Tribunal de commerce de Saint-Brieuc, le 1 octobre 2025, n°2025003463

Le Tribunal des activités économiques de Saint-Brieuc, statuant le premier octobre 2025, a examiné la demande d’ouverture d’une liquidation judiciaire présentée par une entrepreneure individuelle libérale. L’activité d’entretien corporel était arrêtée depuis le quinze septembre 2025 et le chiffre d’affaires déclaré insuffisant. Le tribunal a constaté l’impossibilité de faire face au passif exigible avec l’actif disponible. Il a donc ouvert une liquidation judiciaire simplifiée limitée au patrimoine professionnel et fixé provisoirement la date de cessation des paiements au premier août 2025.

La caractérisation de l’état de cessation des paiements

Le constat de l’impossibilité de faire face au passif exigible

Le tribunal fonde son jugement sur l’examen concret de la situation financière du débiteur. Il relève que le passif s’élève à 5.546,96 euros pour un actif disponible de seulement 139,07 euros. Cette disproportion manifeste permet de constater l’état de cessation des paiements défini par l’article L. 640-1 du code de commerce. Le tribunal retient que « Madame [B] [A] se trouve dans l’impossibilité de faire face au passif exigible avec son actif disponible » (Motifs). Cette appréciation in concreto est essentielle pour déclencher la procédure collective. Elle démontre que le critère légal est rempli indépendamment de la nature des dettes ou de leur ancienneté.

La fixation provisoire de la date de cessation des paiements

La décision procède également à la fixation de la date de cessation des paiements. Le tribunal se base sur les déclarations de l’entrepreneure et sur l’ancienneté des premières dettes. Il statue ainsi : « FIXE provisoirement au 01 AOÛT 2025 la date de cessation des paiements » (Dispositif). Cette fixation provisoire est une étape cruciale de la procédure. Elle délimite la période suspecte et détermine le sort des actes accomplis par le débiteur avant le jugement d’ouverture. Elle reste sujette à révision par le juge-commissaire en fonction des éléments qui seront ultérieurement découverts.

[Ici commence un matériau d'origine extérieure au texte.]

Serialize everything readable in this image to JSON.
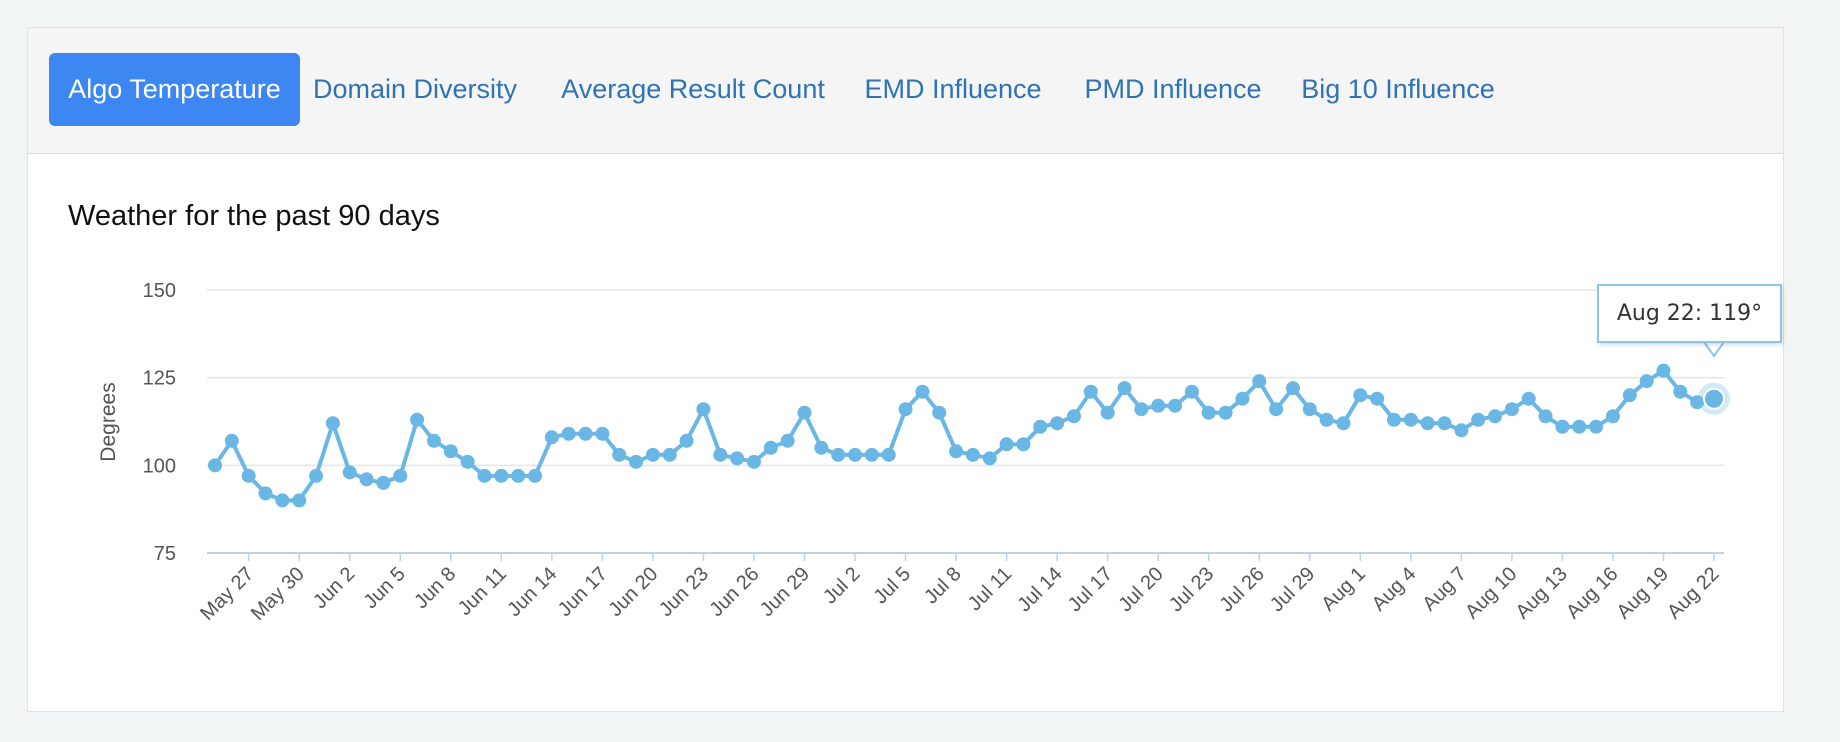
{
  "tabs": [
    {
      "label": "Algo Temperature",
      "active": true
    },
    {
      "label": "Domain Diversity",
      "active": false
    },
    {
      "label": "Average Result Count",
      "active": false
    },
    {
      "label": "EMD Influence",
      "active": false
    },
    {
      "label": "PMD Influence",
      "active": false
    },
    {
      "label": "Big 10 Influence",
      "active": false
    }
  ],
  "tooltip": {
    "text": "Aug 22: 119°"
  },
  "colors": {
    "accent": "#3c87f1",
    "line": "#6ab7e6",
    "tab_text": "#2f73b5"
  },
  "chart_data": {
    "type": "line",
    "title": "Weather for the past 90 days",
    "xlabel": "",
    "ylabel": "Degrees",
    "ylim": [
      75,
      150
    ],
    "yticks": [
      75,
      100,
      125,
      150
    ],
    "grid": true,
    "legend": "none",
    "x_tick_labels": [
      "May 27",
      "May 30",
      "Jun 2",
      "Jun 5",
      "Jun 8",
      "Jun 11",
      "Jun 14",
      "Jun 17",
      "Jun 20",
      "Jun 23",
      "Jun 26",
      "Jun 29",
      "Jul 2",
      "Jul 5",
      "Jul 8",
      "Jul 11",
      "Jul 14",
      "Jul 17",
      "Jul 20",
      "Jul 23",
      "Jul 26",
      "Jul 29",
      "Aug 1",
      "Aug 4",
      "Aug 7",
      "Aug 10",
      "Aug 13",
      "Aug 16",
      "Aug 19",
      "Aug 22"
    ],
    "x": [
      "May 25",
      "May 26",
      "May 27",
      "May 28",
      "May 29",
      "May 30",
      "May 31",
      "Jun 1",
      "Jun 2",
      "Jun 3",
      "Jun 4",
      "Jun 5",
      "Jun 6",
      "Jun 7",
      "Jun 8",
      "Jun 9",
      "Jun 10",
      "Jun 11",
      "Jun 12",
      "Jun 13",
      "Jun 14",
      "Jun 15",
      "Jun 16",
      "Jun 17",
      "Jun 18",
      "Jun 19",
      "Jun 20",
      "Jun 21",
      "Jun 22",
      "Jun 23",
      "Jun 24",
      "Jun 25",
      "Jun 26",
      "Jun 27",
      "Jun 28",
      "Jun 29",
      "Jun 30",
      "Jul 1",
      "Jul 2",
      "Jul 3",
      "Jul 4",
      "Jul 5",
      "Jul 6",
      "Jul 7",
      "Jul 8",
      "Jul 9",
      "Jul 10",
      "Jul 11",
      "Jul 12",
      "Jul 13",
      "Jul 14",
      "Jul 15",
      "Jul 16",
      "Jul 17",
      "Jul 18",
      "Jul 19",
      "Jul 20",
      "Jul 21",
      "Jul 22",
      "Jul 23",
      "Jul 24",
      "Jul 25",
      "Jul 26",
      "Jul 27",
      "Jul 28",
      "Jul 29",
      "Jul 30",
      "Jul 31",
      "Aug 1",
      "Aug 2",
      "Aug 3",
      "Aug 4",
      "Aug 5",
      "Aug 6",
      "Aug 7",
      "Aug 8",
      "Aug 9",
      "Aug 10",
      "Aug 11",
      "Aug 12",
      "Aug 13",
      "Aug 14",
      "Aug 15",
      "Aug 16",
      "Aug 17",
      "Aug 18",
      "Aug 19",
      "Aug 20",
      "Aug 21",
      "Aug 22"
    ],
    "values": [
      100,
      107,
      97,
      92,
      90,
      90,
      97,
      112,
      98,
      96,
      95,
      97,
      113,
      107,
      104,
      101,
      97,
      97,
      97,
      97,
      108,
      109,
      109,
      109,
      103,
      101,
      103,
      103,
      107,
      116,
      103,
      102,
      101,
      105,
      107,
      115,
      105,
      103,
      103,
      103,
      103,
      116,
      121,
      115,
      104,
      103,
      102,
      106,
      106,
      111,
      112,
      114,
      121,
      115,
      122,
      116,
      117,
      117,
      121,
      115,
      115,
      119,
      124,
      116,
      122,
      116,
      113,
      112,
      120,
      119,
      113,
      113,
      112,
      112,
      110,
      113,
      114,
      116,
      119,
      114,
      111,
      111,
      111,
      114,
      120,
      124,
      127,
      121,
      118,
      119
    ]
  }
}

Le choix et le régime de la procédure simplifiée

Les conditions d’application du régime simplifié

Le tribunal opère une qualification précise pour appliquer le régime de la liquidation judiciaire simplifiée. Il vérifie les seuils légaux prévus par le code de commerce concernant l’actif et l’activité du débiteur. Il constate que « l’actif ne comprend pas de bien immobilier et que le nombre de salariés et le montant du chiffre d’affaires sont inférieurs aux seuils fixés par l’article R.641-10 du Code de Commerce » (Motifs). Cette vérification est impérative pour l’application de l’article L. 641-2. Elle rejoint la solution dégagée par le Tribunal de commerce de Rennes qui a également retenu ce régime lorsque « l’actif du débiteur ne contient aucun bien immobilier, que le nombre de salariés… et que son chiffre d’affaires hors taxe, sont égaux ou inférieurs aux seuils fixés par décret » (Tribunal de commerce de commerce de Rennes, le 13 octobre 2025, n°2025P00389). Le respect de ces critères objectifs justifie le recours à une procédure allégée.

Les modalités spécifiques de la procédure ouverte

La décision détaille les conséquences pratiques du choix de la procédure simplifiée. Le tribunal limite explicitement le champ de la liquidation au seul patrimoine professionnel de l’entrepreneure individuelle. Il précise que « la clôture de la procédure sera prononcée dans le délai de six mois par application de l’article L.644-5 du Code de Commerce » (Dispositif). Ce délai raccourci est une caractéristique fondamentale du régime simplifié. Il vise à une résolution accélérée de l’insolvabilité. La désignation d’un mandataire judiciaire et la fixation d’un délai de deux mois pour la déclaration des créances en sont les corollaires procéduraux immédiats.

Source : Cour de cassation – Base Open Data « Judilibre » & « Légifrance ».